Release Date: November 6, 2015Platform: XBO (reviewed), X360, PS4, PS3, PCDeveloper: TreyarchPublisher: ActivisionGenre: First-person shooter
Call of Duty: Black Ops III, the latest installment in the blockbuster FPS series from developer Treyarch, is a combination of the best and worst Call of Duty has had to offer in the past few years. I’ve largely abstained from the yearly installments since Black Ops II, and after playing its sequel, I can say that I was delighted to find plenty of new gameplay mechanics. But I was also extremely disappointed by its incomprehensible campaign mode that offered up a lot of good practice for the multiplayer modes and very little in terms of story.
It’s a shame that Call of Duty campaigns have been relegated to “that thing you play when you’re bored or need a break from multiplayer.” It’s doubly painful to see it happen with Treyarch, the developer who has spun some of the best narratives in the franchise. World at War and Black Ops were high points in the series in terms of story, only eclipsed by Call of Duty 4, which has yet to be toppled from its legendary status. In Black Ops II, I saw a botched opportunity for Treyarch to capitalize on its previous efforts, and its sequel does nothing to correct jumbled plots, transparent characters, or an over-reliance on explosives.
By the time the story came to an end, I didn’t really care, and that’s probably the worst thing I can say about any narrative. The great conspiracy threads from the past Black Ops games are completely ignored, which made me wonder why I spent time with those campaigns at all. Halfway through the campaign, I had to stop and scratch my head. What was the point of casting talented actors like Christopher Meloni and Katee Sackhoff if their characters weren’t going to be front and center or fully explored? Their inclusion in the game is mostly glitz.
So what does Call of Duty: Black Ops III do well? Everything else.
Gunplay is better than ever in, and the modes that you’ve come to love from Treyarch, such as Zombies and multiplayer, hit the mark and then some. At the forefront are all of the new CyberCore abilities, which are a godsend for a franchise that is closer and closer to phoning it in with every installment. Both last year’s Advanced Warfare and Black Ops III have done their part in introducing new ideas to the franchise, and Treyarch’s latest does things just a bit better.
New CyberCore abilities, which are part of your loadout at the beginning of each mission, include martial, control, and chaos options. The way you approach missions depends a bit on which CyberCore mode you choose before starting a mission. I preferred playing with the chaos variations, which allowed me to send killer nano-bots swarming into the battlefield and cause robotic enemies to short circuit.

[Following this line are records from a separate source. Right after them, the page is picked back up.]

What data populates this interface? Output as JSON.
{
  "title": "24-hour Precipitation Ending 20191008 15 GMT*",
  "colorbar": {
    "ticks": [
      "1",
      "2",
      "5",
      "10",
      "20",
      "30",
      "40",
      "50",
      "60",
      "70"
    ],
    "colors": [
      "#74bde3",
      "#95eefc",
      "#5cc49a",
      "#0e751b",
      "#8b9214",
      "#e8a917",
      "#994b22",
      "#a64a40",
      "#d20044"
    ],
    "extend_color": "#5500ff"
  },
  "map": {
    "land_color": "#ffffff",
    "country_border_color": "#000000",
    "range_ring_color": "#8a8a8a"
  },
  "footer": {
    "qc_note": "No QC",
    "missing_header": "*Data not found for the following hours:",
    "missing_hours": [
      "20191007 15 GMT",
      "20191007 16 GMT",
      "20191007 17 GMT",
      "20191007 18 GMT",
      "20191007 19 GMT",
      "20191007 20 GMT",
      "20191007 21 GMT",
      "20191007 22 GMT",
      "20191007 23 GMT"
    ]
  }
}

Control also allows you to hack into enemy turrets, for example, and martial provides you with things like a smokescreen when under heavy fire. Each mode has several abilities to choose from a wheel. And unlike other Call of Duty games, I actually had other options than just running and gunning, thanks to CyberCore.
Special abilities are also at the center of the multiplayer mode. When you first jump online, you’re asked to choose a specialist and a special weapon or ability. Four Specialists are available at level 1, including Ruin, Outrider, and Prophet, who all have their own abilities. The others must be unlocked by leveling up and earning tokens. You’ll want to choose wisely your first time around.
The abilities add a sense of unpredictability during online battles. You might think you have someone in your crosshairs, but they can quickly pull off a special ability that turns the tables, like Prophet’s Glitch, which allows him to basically teleport to another spot on the ground when being chased. Suddenly, you’re the prey. It’s not surprising that this lends a faster pace to the online matches. You not only have to react faster with the trigger and melee, but with abilities that will give you a unique advantage at a dire moment. Of course, you can’t really abuse these abilities, which have a cooldown.
The highlight of this installment is unsurprisingly the Zombies mode, which is bigger and more ridiculous than ever. I certainly wish that Treyarch had just focused on developing the story potential of this mode than pursuing a separate campaign. There are hints of noir, hardboiled detective stories, the Cthulhu mythos, witchcraft, and much more on a giant metropolis that you’ll spend a lot of time getting to know well. I’m excited to dive back in and find the best way to traverse Morg City in the “Shadows of Evil” story. Also making a welcome return is Dead Ops Arcade, the top-down co-op shooter mode that is a relaxing bit of fun that you’ll probably spend a lot of time playing on your downtime.
Is Call of Duty: Black Ops III the best installment in the franchise in years? No. But it lays a solid foundation for the series’ future. It definitely shows what it can continue to do well and what it completely needs to overhaul. Should Call of Duty ditch the single-player mode and go all-in on its online and arcade modes? Black Ops III made a great case that it’s exactly what this franchise needs.